Researchers uncovered some surprising correlations. Living in Mumbai is about as expensive as Mexico City, said the survey.
The discrepancy, say the authors, is in the difference in developing cities’ price levels.
“The basket of goods we used in this study is biased toward Western European consumer standards. We only consider the cost of Western-style accommodations in Mumbai, which may be very high compared with average local prices,” said the report.
When it comes to salaries, Dubai again ranked 34th. The calculations, based on salary figures, social security contributions and the number of working hours, placed Dubai ahead of cities including Singapore, Johannesburg, Istanbul and Hong Kong.
However, when net earnings are compared, Dubai residents take home much more cash than workers in Rome, Athens and Seoul thanks to higher bonuses and other employee benefits.
Workers in Copenhagen, Oslo and Zurich continued to earn the most although Zurich’s net earnings are much higher than the other two.
“Salaries in international comparison in the United States have been burdened by the depreciation of the dollar.

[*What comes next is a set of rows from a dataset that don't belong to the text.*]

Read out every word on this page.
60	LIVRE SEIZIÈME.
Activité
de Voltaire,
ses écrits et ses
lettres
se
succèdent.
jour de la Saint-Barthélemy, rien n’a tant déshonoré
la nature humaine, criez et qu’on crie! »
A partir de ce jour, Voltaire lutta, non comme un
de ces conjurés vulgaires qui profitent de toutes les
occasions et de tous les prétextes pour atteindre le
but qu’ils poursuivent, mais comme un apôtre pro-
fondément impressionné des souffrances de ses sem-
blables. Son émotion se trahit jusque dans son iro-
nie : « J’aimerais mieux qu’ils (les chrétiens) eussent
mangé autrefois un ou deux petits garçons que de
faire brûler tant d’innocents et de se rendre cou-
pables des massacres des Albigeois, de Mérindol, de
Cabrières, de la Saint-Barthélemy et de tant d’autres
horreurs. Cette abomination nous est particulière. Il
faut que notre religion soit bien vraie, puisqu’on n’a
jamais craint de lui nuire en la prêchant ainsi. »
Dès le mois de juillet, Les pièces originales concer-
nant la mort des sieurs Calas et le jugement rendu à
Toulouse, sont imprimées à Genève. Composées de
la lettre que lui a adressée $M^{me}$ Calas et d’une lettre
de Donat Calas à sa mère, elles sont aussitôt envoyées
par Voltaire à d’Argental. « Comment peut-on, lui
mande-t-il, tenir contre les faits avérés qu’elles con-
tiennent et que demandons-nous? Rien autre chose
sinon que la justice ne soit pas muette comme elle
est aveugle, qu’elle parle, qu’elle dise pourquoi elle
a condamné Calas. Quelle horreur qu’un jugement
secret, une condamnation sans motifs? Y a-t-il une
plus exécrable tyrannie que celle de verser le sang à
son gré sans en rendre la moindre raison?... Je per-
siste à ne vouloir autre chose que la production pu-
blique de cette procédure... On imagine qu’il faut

Coupled with inflation, this effect pushed Chicago down 11 places in our ranking. And New Yorkers now only rank 13th in gross earnings. Inflation tended to outpace salaries since our last study, driven by sharp increases in energy and food prices,” said the report.
And while Zurich’s residents may take home the highest net wages, the Swiss city does not offer the Western world’s lowest tax rates. Taxes and social security as percentage of gross income are lower in Dublin and Madrid for example.
According to the UBS report, Dubai is recreating itself as a new financial centre, and with the large oil reserves, the UAE offers one of the lowest tax and social contribution rates in the ranking.
The salary calculations were based on 2006 figures for 14 diverse professions. Uniform criteria were used with regard to work experience, age, marital status, etc. The pay index was weighted by the share of each occupation in overall employment and overall income and also by gender.
While calculating the 2008 update of the pay index, researchers took account of exchange rates and inflation. They said part of the economic growth was due to productivity improvements, which was passed on to employees in the form of higher salaries.
Dubai moved two spots down in the global rankings to 36th position when it came to domestic purchasing power a drop of seven positions compared to its 29th spot in 2006.
Excluding housing prices, workers in Zurich, Geneva, Dublin and Luxembourg, have the most to spend for the hours they work. However with 88.2 points, Dubai has overtaken Paris,
Johannesburg, Athens and Rome in the category. An hour’s labour in Dublin delivers almost 28 per cent more purchasing power than one in Amsterdam.
“But time spent at work varies in each city, and comparison of annual salaries can be very different from hourly earnings. When comparing purchasing power in terms of total annual earnings Los Angeles moves up to the fourth position, Tokyo moves from 24th to 10th and Berlin falls from the seventh to the 23rd place, reflecting Europe’s tradition of more leisure time,” said the report.
Salaries in London are among the most disparate in Europe, and lower earners typically live where housing costs are lower, outside of the city centre, according to the survey.
Across the globe, researchers found “the value of work is still uneven”. “Calculating purchasing power from gross salaries can indicate how much companies value their workers’ productivity. We find higher levels in Western Europe and North America than in emerging countries, an observation which has not changed since our last study.”